Elaine waved her hand dismissively. “She’s got better things to do with her life,” she said. “Plus, I think it’ll be a fun exercise to flush this guy out on my own.”

“What if it’s a member of one of the other teams?” Zane said. “They may have gotten wind of what you’re doing here. I am a high priority target, after all.” He peeked through the blinds again. “Frack. Still there.”

Frog rolled her eyes. “A watched van never surveys?”

“We’re brother and sister,” Elaine said. “There’s nothing inherently suspicious about me coming over to visit you. The pack is EM shielded,” she patted the backpack at her feet. Inside, a dozen pre-paid cell phones, stripped from their packaging and modified to her desires, rattled against one another. “It’s not like anyone is going to guess precisely what we’re up to. Your secret is safe.”

“Better be,” Zane said. “You two are my secret weapon in DarkNet.”
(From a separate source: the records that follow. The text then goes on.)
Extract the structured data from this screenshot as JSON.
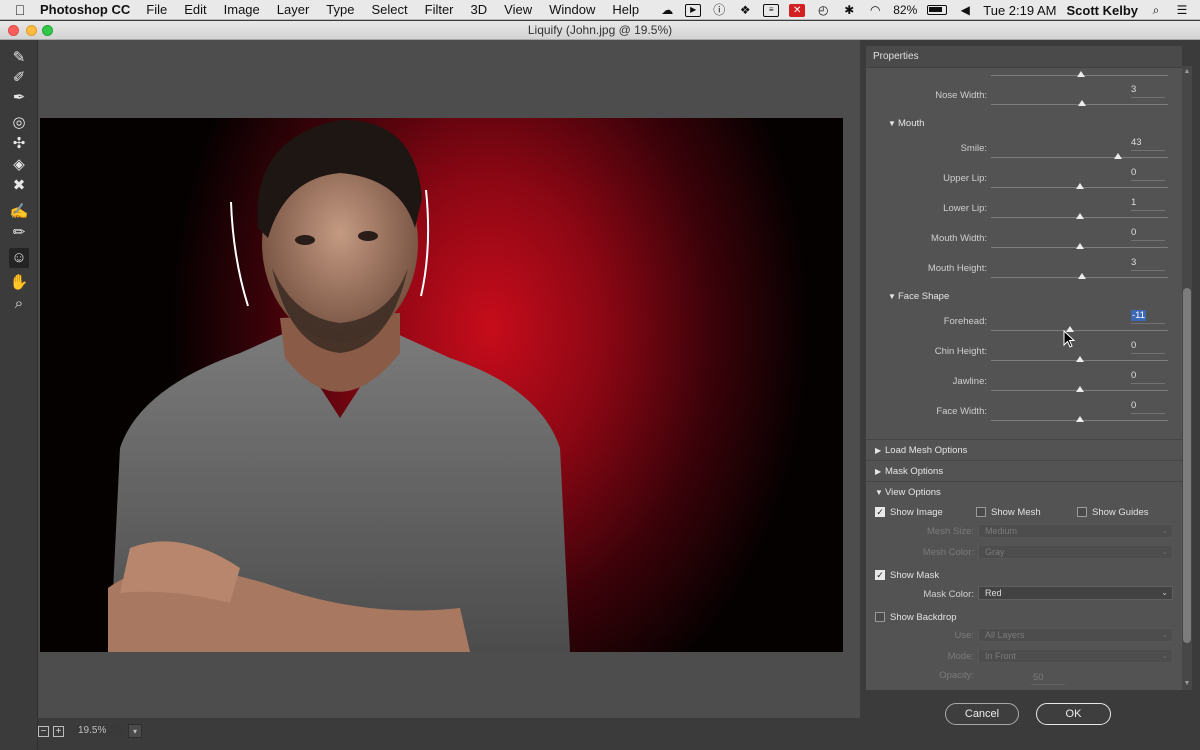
{
  "menubar": {
    "app_name": "Photoshop CC",
    "menus": [
      "File",
      "Edit",
      "Image",
      "Layer",
      "Type",
      "Select",
      "Filter",
      "3D",
      "View",
      "Window",
      "Help"
    ],
    "battery": "82%",
    "clock": "Tue 2:19 AM",
    "user": "Scott Kelby"
  },
  "window": {
    "title": "Liquify (John.jpg @ 19.5%)"
  },
  "toolbar": {
    "tools": [
      "forward-warp-tool",
      "reconstruct-tool",
      "smooth-tool",
      "twirl-clockwise-tool",
      "pucker-tool",
      "bloat-tool",
      "push-left-tool",
      "freeze-mask-tool",
      "thaw-mask-tool",
      "face-tool",
      "hand-tool",
      "zoom-tool"
    ],
    "active_tool": "face-tool"
  },
  "canvas": {
    "zoom": "19.5%"
  },
  "panel": {
    "title": "Properties",
    "nose_width": {
      "label": "Nose Width:",
      "value": "3",
      "level": 3
    },
    "mouth": {
      "title": "Mouth",
      "smile": {
        "label": "Smile:",
        "value": "43",
        "level": 43
      },
      "upper_lip": {
        "label": "Upper Lip:",
        "value": "0",
        "level": 0
      },
      "lower_lip": {
        "label": "Lower Lip:",
        "value": "1",
        "level": 1
      },
      "mouth_width": {
        "label": "Mouth Width:",
        "value": "0",
        "level": 0
      },
      "mouth_height": {
        "label": "Mouth Height:",
        "value": "3",
        "level": 3
      }
    },
    "face_shape": {
      "title": "Face Shape",
      "forehead": {
        "label": "Forehead:",
        "value": "-11",
        "level": -11
      },
      "chin_height": {
        "label": "Chin Height:",
        "value": "0",
        "level": 0
      },
      "jawline": {
        "label": "Jawline:",
        "value": "0",
        "level": 0
      },
      "face_width": {
        "label": "Face Width:",
        "value": "0",
        "level": 0
      }
    },
    "load_mesh_options": "Load Mesh Options",
    "mask_options": "Mask Options",
    "view_options": {
      "title": "View Options",
      "show_image": "Show Image",
      "show_mesh": "Show Mesh",
      "show_guides": "Show Guides",
      "mesh_size_label": "Mesh Size:",
      "mesh_size_value": "Medium",
      "mesh_color_label": "Mesh Color:",
      "mesh_color_value": "Gray",
      "show_mask": "Show Mask",
      "mask_color_label": "Mask Color:",
      "mask_color_value": "Red",
      "show_backdrop": "Show Backdrop",
      "use_label": "Use:",
      "use_value": "All Layers",
      "mode_label": "Mode:",
      "mode_value": "In Front",
      "opacity_label": "Opacity:",
      "opacity_value": "50"
    }
  },
  "buttons": {
    "cancel": "Cancel",
    "ok": "OK"
  },
  "colors": {
    "background_red": "#c70c1b",
    "shirt_gray": "#6e6e6e"
  }
}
His phone bleeped from the able and he picked it up.

“You can bring your team in, Red Leader,” he said. “I suggest you hit the exhaust port, the front gates have a spotlight.” He hung up the phone without ceremony and nodded to Frog and Elaine.

Elaine grabbed her pack and followed her brother out of the living room and further into the house. The computer room in back had been cleared out to give it an open space along with a long table in the center for presentations. Eight chairs of varying model sketched an uneven row on the other side of the table and a whiteboard had been placed along the front wall. As a precaution against espionage, its white surface had been cleaned immediately after every use session. She’d used this room to give lectures for Zane’s group on two occasions now, marking this one the third. She poured the cell phones out onto the table—she’d purchased a lot of seventy-two for a school project so she could spare a dozen or so for her brother.

The twelve she gave out would form a random control group for the testing of wear and tear on her newest security software—and the DarkNet Metropolis experiment seemed a perfect field test. Plus, it would probably make her thesis paper more attractive to an editor if she could include data on the subject of real-world cryptographic use. Even if anyone who studied her thesis data closely would discover that her testing was done via a social game and not actual espionage.

They came in a variety of colors and patterns: black, white, jungle camo, unicorns and rainbows, mummy bandages, stars and UFOs, and one pink one with a peevish girl wearing a crown that glittered with sequins. When she spoke on the phone with the service rep she only specified that she needed 3G coverage and 3 megapixel cameras with programmable interfaces. He didn’t ask any questions, just cited a price, and she finished up the transaction with her P.O. Box and her research grant AmEx. The phones fit the bill, even if they looked like they’d go well with children’s toothbrushes.